Poltorak Mike
University of Kent.
Transcult Psychiatry. 2016 Dec;53(6):743-765. doi: 10.1177/1363461516679072.
The Global Mental Health (GMH) movement has raised questions of the translatability of psychiatric concepts and the challenges of community engagement. In Tonga, the local psychiatrist Dr Puloka successfully established a publicly accessible psychiatry that has improved admission rates for serious mental illnesses and addressed some of the stigma attached to diagnosis. On the basis of historical analysis and ethnographic fieldwork with healers, doctors, and patients since 1998, this article offers an ethnographic contextualization of the development and reception of Puloka's three key interventions during the 1990s: (a) collaboration with traditional healers; (b) translation of psychiatric diagnoses into local cultural concepts; and (c) encouraging freedom of movement and legal appeal to involuntary admission. Dr Puloka's use of medical anthropological and transcultural psychiatry research informed a community-engaged brokerage between the implications of psychiatric nosologies and local needs that can address some of the challenges of the Global Mental Health movement.

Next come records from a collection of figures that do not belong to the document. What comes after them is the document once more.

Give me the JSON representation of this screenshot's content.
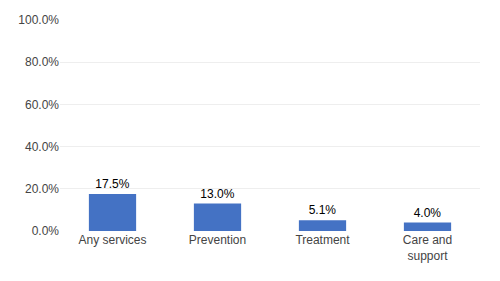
{
  "chart_data": {
    "type": "bar",
    "categories": [
      "Any services",
      "Prevention",
      "Treatment",
      "Care and\nsupport"
    ],
    "values": [
      17.5,
      13.0,
      5.1,
      4.0
    ],
    "value_labels": [
      "17.5%",
      "13.0%",
      "5.1%",
      "4.0%"
    ],
    "data_labels": true,
    "color": "#4472c4",
    "ylim": [
      0,
      100
    ],
    "yticks": [
      {
        "value": 0,
        "label": "0.0%"
      },
      {
        "value": 20,
        "label": "20.0%"
      },
      {
        "value": 40,
        "label": "40.0%"
      },
      {
        "value": 60,
        "label": "60.0%"
      },
      {
        "value": 80,
        "label": "80.0%"
      },
      {
        "value": 100,
        "label": "100.0%"
      }
    ],
    "grid": true
  }
}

全球精神卫生(GMH)运动引发了关于精神科概念的可翻译性以及社区参与挑战的问题。在汤加,当地精神科医生普洛卡博士成功建立了一个公众可及的精神科服务,这提高了严重精神疾病的入院率,并消除了一些与诊断相关的污名。基于自1998年以来对治疗师、医生和患者的历史分析和民族志田野调查,本文对普洛卡博士在20世纪90年代的三项关键干预措施的发展和接受情况进行了民族志背景描述:(a)与传统治疗师合作;(b)将精神科诊断翻译为当地文化概念;(c)鼓励行动自由以及对非自愿入院进行法律申诉。普洛卡博士运用医学人类学和跨文化精神病学研究,在精神科疾病分类学的影响与当地需求之间促成了一种社区参与的协调,这能够应对全球精神卫生运动的一些挑战。